Another message read: “If we want to leave with a truck, we may need more money than we have”, the BBC reported.
In a third, he said: “I have a thousand pains in my heart and now that I have left Iran I would like to forget my past.”
Camp residents described hearing the desperate cries of the family in the days leading up to leaving for Britain as they fought over whether to cross. They told how distressed Shiva was about whether they had to transport the three little children across the Channel in such a small boat.
Ahmed, 30, who slept in the store next door, told the The daily mail: “The last night before leaving, the father was afraid for the children’s lives. They were all desperate and crying. And they were also worried about the money, because they had borrowed it and had to leave. They were really desperate. “
Added: “They just wanted their kids to go to school in England and have a better life.”
The Kurdish family was one of the many victims of ethnic and religious discrimination living in Iran, which is why thousands of people try to reach Europe every year with the help of smugglers.
The discrimination is partly based on religion, as the majority of Kurds are Sunni Muslims, while the majority of non-Kurdish Iranians are Shiites.
While Iranian law guarantees the equality of religions, in reality Sunni Muslims struggle to establish places of worship and schools for their children.

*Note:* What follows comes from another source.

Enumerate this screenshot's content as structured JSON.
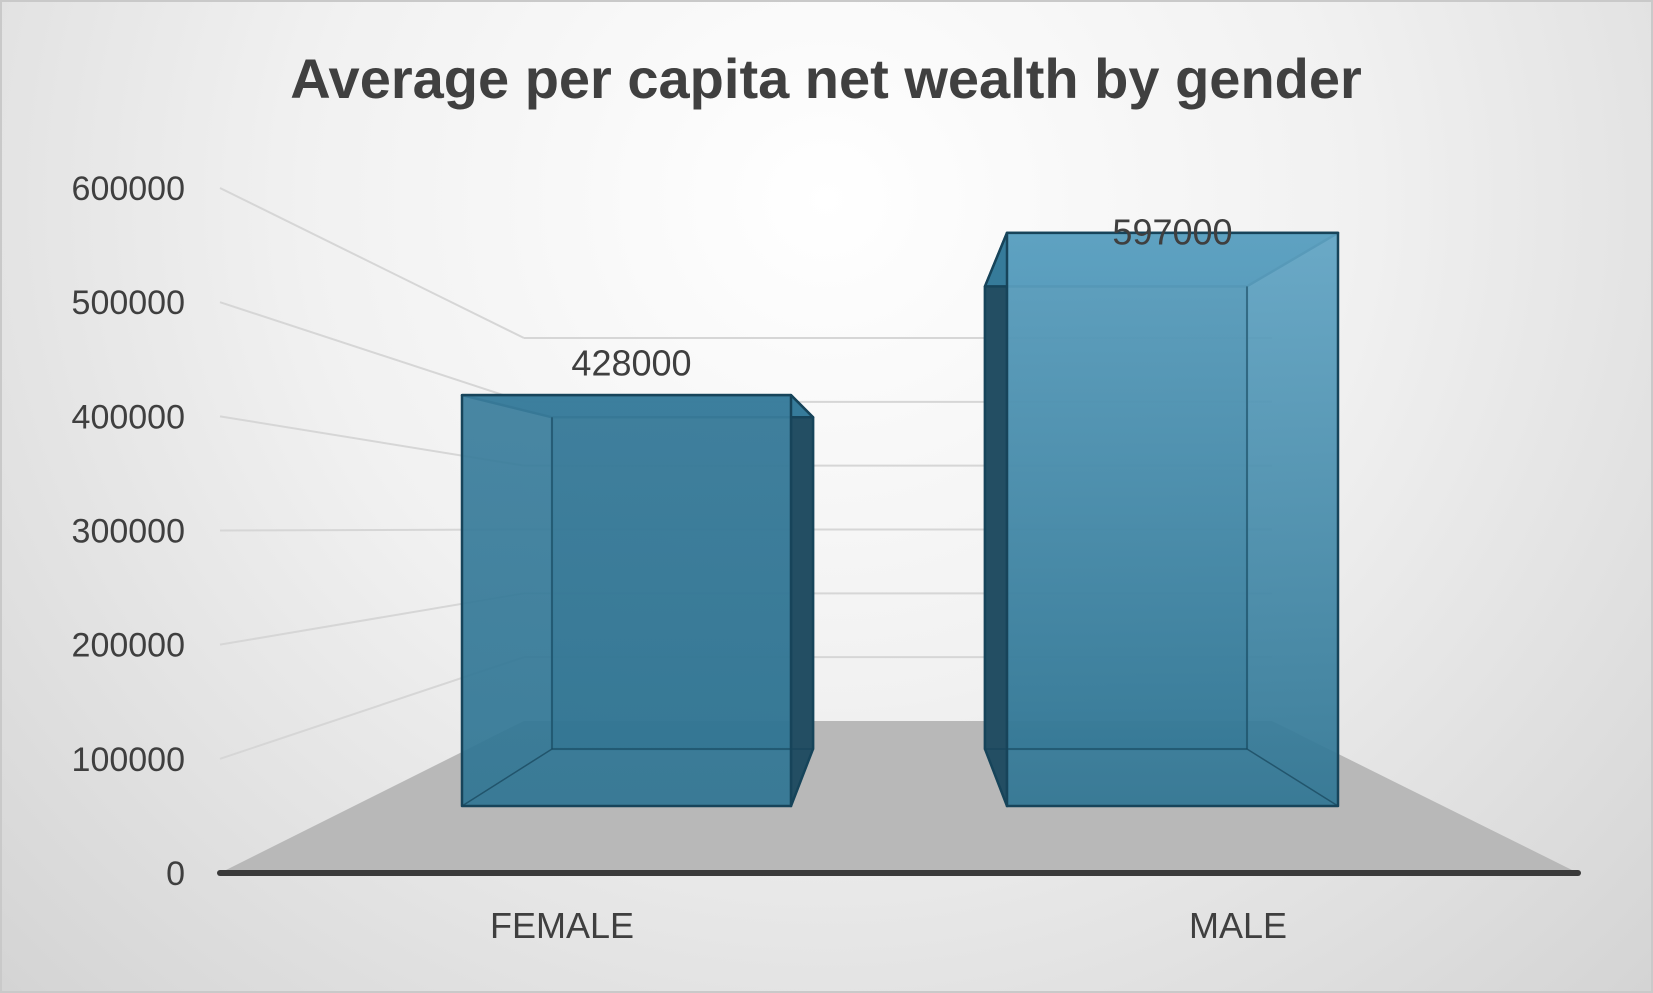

The town of Sardasht, where the drowned migrant family comes from, is one of the places most affected by airstrikes against the Kurdish population, with a death toll of 113 and thousands injured.
The latest chapter in Europe’s refugee crisis continues to leave heartbreaking stories and images, like those of the bodies of children found on Libyan beaches last week. The sad part is that Artin’s case may be the most recent, but everything indicates that it will not be the last.